We had a senior player leave our club the other year to test himself at a higher level, which is fair enough. However, when he got to his new club, they told him that he wasn’t hitting the ball out of the ground the right way and proceeded to try to change his technique.
As a consequence, he gave up cricket for a year before coming back to our club to commence hitting the ball out of the ground again. Because we are a village club, we couldn’t give a toss how he stands, because when you hit a cricket ball hard, it tends to go a long way. I am not sure if the England coaches and psychologists are aware but if you hit the ball hard it often ends up gaining the team four or even six runs.
Of course, there are certain aspects of technique that are required in sport, in particular, cricket, but from the ECB down to the level I see at our local indoor centre, I have witnessed far too often for it to be a coincidence, people playing with too much intensity and too little flair because they have been told not to make errors.

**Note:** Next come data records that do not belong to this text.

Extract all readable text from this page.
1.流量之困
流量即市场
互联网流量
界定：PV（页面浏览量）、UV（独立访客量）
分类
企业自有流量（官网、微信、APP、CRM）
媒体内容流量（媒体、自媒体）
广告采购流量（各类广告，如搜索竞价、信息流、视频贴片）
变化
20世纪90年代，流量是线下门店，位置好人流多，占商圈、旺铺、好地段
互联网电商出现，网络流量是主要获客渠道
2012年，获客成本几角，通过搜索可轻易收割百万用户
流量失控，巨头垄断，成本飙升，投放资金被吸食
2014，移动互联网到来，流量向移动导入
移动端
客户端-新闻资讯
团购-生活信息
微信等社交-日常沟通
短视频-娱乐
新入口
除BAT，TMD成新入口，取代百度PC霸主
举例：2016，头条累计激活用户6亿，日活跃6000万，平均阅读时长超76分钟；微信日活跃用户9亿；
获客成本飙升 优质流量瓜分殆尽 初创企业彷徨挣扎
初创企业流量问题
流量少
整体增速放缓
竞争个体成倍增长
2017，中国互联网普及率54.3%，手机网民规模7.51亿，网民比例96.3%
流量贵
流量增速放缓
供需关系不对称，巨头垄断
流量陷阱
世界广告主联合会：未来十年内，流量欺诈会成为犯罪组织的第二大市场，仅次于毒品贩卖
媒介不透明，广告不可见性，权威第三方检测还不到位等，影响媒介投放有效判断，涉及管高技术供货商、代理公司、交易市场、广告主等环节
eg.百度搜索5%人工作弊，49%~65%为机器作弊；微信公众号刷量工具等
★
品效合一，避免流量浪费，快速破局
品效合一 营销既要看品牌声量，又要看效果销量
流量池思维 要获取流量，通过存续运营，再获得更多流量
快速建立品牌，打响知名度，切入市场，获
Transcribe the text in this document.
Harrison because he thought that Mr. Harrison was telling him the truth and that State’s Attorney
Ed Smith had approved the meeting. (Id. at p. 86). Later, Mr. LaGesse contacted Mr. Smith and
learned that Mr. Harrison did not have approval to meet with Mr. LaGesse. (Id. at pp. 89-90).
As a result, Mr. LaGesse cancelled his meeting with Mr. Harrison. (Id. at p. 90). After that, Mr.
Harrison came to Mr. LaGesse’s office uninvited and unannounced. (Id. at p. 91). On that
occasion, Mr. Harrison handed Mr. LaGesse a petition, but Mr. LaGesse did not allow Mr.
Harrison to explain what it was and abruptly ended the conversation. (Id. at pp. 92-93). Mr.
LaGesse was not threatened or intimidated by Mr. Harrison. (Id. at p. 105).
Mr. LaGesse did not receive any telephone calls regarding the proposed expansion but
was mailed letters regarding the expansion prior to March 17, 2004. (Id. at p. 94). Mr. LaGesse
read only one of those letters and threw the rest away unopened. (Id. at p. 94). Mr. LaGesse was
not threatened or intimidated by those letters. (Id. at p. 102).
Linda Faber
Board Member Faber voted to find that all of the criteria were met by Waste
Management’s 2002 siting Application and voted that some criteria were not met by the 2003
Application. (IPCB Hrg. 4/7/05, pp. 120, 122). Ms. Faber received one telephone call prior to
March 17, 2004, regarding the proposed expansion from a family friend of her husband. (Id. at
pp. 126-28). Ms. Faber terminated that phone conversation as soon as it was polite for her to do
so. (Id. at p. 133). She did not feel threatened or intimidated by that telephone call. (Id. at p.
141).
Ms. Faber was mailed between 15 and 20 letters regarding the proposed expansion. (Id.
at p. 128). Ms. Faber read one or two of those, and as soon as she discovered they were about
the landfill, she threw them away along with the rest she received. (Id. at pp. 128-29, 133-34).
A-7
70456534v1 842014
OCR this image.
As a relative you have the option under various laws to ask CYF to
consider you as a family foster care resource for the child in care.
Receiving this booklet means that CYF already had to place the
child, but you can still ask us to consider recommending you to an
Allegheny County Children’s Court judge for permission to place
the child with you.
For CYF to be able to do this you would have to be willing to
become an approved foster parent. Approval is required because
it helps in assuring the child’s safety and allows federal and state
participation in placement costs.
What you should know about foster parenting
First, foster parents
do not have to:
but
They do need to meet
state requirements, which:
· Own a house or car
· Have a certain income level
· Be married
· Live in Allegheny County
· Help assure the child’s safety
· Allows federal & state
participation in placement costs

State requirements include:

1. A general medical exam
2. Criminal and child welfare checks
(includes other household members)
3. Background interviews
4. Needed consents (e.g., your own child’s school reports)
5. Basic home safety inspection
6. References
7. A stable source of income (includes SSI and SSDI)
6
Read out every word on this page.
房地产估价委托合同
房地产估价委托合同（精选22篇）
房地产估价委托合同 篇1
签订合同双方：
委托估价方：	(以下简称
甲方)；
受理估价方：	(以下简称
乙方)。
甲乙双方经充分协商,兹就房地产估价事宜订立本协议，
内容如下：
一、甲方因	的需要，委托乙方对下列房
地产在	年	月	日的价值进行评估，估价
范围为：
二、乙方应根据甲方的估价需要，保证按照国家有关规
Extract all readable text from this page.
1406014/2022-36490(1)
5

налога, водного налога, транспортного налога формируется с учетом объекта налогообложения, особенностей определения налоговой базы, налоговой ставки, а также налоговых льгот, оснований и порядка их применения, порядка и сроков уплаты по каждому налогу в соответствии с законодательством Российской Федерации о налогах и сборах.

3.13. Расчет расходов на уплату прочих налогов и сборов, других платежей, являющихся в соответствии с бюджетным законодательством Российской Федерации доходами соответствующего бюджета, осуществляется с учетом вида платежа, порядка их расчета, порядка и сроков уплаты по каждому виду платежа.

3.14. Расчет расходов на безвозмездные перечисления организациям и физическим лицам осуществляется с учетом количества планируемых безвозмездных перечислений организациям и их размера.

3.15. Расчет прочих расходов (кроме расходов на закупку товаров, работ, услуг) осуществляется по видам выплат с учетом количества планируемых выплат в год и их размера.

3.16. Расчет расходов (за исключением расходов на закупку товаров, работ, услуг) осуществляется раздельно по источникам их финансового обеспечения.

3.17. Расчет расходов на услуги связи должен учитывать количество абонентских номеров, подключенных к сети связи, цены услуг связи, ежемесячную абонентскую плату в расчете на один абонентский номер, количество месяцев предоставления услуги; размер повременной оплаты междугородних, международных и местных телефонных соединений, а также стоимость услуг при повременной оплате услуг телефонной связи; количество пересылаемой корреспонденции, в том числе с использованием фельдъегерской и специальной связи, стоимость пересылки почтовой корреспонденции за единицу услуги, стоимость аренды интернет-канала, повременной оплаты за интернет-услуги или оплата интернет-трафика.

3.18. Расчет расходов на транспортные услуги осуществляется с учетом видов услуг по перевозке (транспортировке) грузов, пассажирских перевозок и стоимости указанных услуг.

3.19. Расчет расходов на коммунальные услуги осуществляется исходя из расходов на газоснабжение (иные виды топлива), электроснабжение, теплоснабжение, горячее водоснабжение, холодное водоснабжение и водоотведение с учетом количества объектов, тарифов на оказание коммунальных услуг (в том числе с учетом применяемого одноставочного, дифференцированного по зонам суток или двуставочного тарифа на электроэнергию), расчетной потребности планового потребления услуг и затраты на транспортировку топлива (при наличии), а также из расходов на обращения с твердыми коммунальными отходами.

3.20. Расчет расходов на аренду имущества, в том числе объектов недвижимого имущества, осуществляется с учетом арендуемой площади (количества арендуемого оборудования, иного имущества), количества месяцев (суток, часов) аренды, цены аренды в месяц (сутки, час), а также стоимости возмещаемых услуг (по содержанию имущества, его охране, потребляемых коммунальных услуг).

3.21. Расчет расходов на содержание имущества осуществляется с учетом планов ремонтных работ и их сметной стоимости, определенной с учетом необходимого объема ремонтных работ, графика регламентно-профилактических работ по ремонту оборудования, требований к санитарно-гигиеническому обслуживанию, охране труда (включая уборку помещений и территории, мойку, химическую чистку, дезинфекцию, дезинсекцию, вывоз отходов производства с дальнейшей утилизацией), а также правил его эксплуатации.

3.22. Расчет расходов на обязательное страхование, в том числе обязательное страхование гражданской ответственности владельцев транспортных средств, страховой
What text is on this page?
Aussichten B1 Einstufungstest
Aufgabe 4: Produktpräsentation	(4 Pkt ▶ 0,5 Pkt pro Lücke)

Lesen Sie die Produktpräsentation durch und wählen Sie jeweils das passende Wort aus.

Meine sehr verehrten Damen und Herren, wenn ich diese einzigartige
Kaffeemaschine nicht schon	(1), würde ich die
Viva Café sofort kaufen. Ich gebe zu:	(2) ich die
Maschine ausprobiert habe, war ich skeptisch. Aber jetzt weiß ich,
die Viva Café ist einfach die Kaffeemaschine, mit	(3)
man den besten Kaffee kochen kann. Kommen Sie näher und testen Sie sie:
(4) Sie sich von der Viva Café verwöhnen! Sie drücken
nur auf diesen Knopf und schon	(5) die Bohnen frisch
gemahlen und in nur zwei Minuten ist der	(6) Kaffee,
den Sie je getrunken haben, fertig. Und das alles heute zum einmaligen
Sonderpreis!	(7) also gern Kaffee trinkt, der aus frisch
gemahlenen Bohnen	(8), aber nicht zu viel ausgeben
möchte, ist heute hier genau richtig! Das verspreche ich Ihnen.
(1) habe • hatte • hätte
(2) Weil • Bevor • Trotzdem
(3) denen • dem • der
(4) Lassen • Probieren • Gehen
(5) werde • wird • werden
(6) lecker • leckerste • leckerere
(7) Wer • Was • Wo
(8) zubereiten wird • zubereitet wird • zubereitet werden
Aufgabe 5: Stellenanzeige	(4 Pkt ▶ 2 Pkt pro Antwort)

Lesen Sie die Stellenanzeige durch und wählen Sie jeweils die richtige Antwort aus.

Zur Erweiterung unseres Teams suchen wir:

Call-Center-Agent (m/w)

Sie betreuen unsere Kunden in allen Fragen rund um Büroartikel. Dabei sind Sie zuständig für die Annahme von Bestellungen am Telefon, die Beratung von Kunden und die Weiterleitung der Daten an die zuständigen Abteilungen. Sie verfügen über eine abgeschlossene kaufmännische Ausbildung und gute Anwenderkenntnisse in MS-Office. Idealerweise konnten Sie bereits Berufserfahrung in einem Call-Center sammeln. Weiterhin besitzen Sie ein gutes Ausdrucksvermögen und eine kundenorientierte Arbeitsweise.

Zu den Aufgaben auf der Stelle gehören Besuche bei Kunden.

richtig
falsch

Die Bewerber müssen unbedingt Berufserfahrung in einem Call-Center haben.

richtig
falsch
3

So while players in the other teams continue to show off their audacious skills to the rest of the cricket world, England will be on their way home and they will not be missed. Their boorish Barmy Army will be gone and so will the miserable group of analysts, doctors and coaches. The rest of the cricketing world will be left in peace to enjoy the tournament for what it is supposed to be – a spectacle.
If you love cricket, don’t mourn England’s departure, because, ultimately, they were a stain of misery casting a shadow over the enjoyment. Instead, just sit back and watch the likes of Sangakarra, Maxwell, McCullum and De Villiers hitting the ball all over and out of the ground as they try to win cricket matches with flair and audacity rather than anything based on historical.
Summarising on England’s latest debacle, all that England Manager, Peter Moores, could come up with was…”We will have to look at the data.”
I would like to think he was taking the piss.